Когда они добрались до дома леди Клэрис, там уже были Рейф, Аннабел и Джози. Лусиус послал к Рейфу грума, чтобы тот сообщил леди Клэрис о случившемся. Тесс ожидала истерики, слез, криков… Но ничего подобного не было. Леди Клэрис, неподвижная, словно статуя, сидела в гостиной. Лицо у нее было белое, как бумага. В руке она держала носовой платок, но не пользовалась им. Они с Имоджин сидели рядом, но если Имоджин громко рыдала, леди Клэрис лишь похлопывала ее по руке и продолжала смотреть отсутствующим взглядом в пространство.

Тесс сидела рядом с Лусиусом, чувствуя, что надо бы что-то сделать, но не знала, что именно. Рейф бродил вокруг, то и дело наливая понемногу бренди в любую оставленную без присмотра пустую чайную чашку.
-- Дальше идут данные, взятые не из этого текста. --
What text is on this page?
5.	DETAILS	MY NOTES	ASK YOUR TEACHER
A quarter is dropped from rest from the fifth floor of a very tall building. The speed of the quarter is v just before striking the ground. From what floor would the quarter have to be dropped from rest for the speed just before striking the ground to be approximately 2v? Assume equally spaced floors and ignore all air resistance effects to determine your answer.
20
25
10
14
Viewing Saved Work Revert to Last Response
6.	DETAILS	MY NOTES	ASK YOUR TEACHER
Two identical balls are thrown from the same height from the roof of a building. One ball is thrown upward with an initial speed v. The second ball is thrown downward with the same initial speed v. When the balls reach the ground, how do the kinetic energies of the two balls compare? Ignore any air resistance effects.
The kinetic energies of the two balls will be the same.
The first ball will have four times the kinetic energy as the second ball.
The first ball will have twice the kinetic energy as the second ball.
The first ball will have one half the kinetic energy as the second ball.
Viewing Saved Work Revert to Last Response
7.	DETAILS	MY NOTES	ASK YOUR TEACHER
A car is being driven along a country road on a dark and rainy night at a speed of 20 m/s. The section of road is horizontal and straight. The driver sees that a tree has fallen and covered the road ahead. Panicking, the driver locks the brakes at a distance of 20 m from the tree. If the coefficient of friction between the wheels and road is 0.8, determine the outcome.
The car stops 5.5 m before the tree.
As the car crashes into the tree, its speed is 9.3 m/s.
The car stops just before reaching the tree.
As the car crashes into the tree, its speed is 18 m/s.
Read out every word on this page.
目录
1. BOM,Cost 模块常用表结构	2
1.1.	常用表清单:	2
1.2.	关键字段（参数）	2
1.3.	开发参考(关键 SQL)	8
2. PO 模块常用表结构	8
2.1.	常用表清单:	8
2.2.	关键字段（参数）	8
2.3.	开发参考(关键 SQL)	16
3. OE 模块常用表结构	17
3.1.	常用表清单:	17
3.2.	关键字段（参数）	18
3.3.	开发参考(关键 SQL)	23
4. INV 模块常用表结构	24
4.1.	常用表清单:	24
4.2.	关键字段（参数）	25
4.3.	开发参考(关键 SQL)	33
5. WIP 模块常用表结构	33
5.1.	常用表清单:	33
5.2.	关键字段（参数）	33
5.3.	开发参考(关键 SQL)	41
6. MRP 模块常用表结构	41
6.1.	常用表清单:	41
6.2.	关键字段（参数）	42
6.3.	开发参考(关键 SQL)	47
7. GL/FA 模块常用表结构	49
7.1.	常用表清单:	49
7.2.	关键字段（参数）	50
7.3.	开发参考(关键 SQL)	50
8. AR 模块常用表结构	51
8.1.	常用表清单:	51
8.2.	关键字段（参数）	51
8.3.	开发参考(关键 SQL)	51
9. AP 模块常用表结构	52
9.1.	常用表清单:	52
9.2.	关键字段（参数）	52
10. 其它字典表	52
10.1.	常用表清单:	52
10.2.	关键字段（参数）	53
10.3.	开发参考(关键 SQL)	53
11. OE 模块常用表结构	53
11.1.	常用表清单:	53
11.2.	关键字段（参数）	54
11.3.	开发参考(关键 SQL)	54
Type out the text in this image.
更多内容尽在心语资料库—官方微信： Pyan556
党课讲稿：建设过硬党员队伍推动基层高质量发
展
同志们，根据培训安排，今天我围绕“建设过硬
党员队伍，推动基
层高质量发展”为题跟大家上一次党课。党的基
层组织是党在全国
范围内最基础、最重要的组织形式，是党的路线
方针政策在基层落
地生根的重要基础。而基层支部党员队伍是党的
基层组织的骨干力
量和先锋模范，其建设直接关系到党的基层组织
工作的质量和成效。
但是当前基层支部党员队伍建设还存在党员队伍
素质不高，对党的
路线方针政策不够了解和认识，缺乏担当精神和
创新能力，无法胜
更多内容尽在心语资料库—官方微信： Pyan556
Все они почти не разговаривали. За столом во время ужина никто не ел, потом все стали расходиться. Имоджин не смогла вернуться в комнаты, которые делила с Дрейвеном, поэтому Аннабел взяла ее к себе. Тесс проснулась ночью, всхлипывая, потому что прощание Имоджин с Дрейвеном каким-то странным образом переплелось в ее мозгу с ее прощанием с отцом. Лусиус в темноте поцеловал ее в мокрую щеку и прижал к себе.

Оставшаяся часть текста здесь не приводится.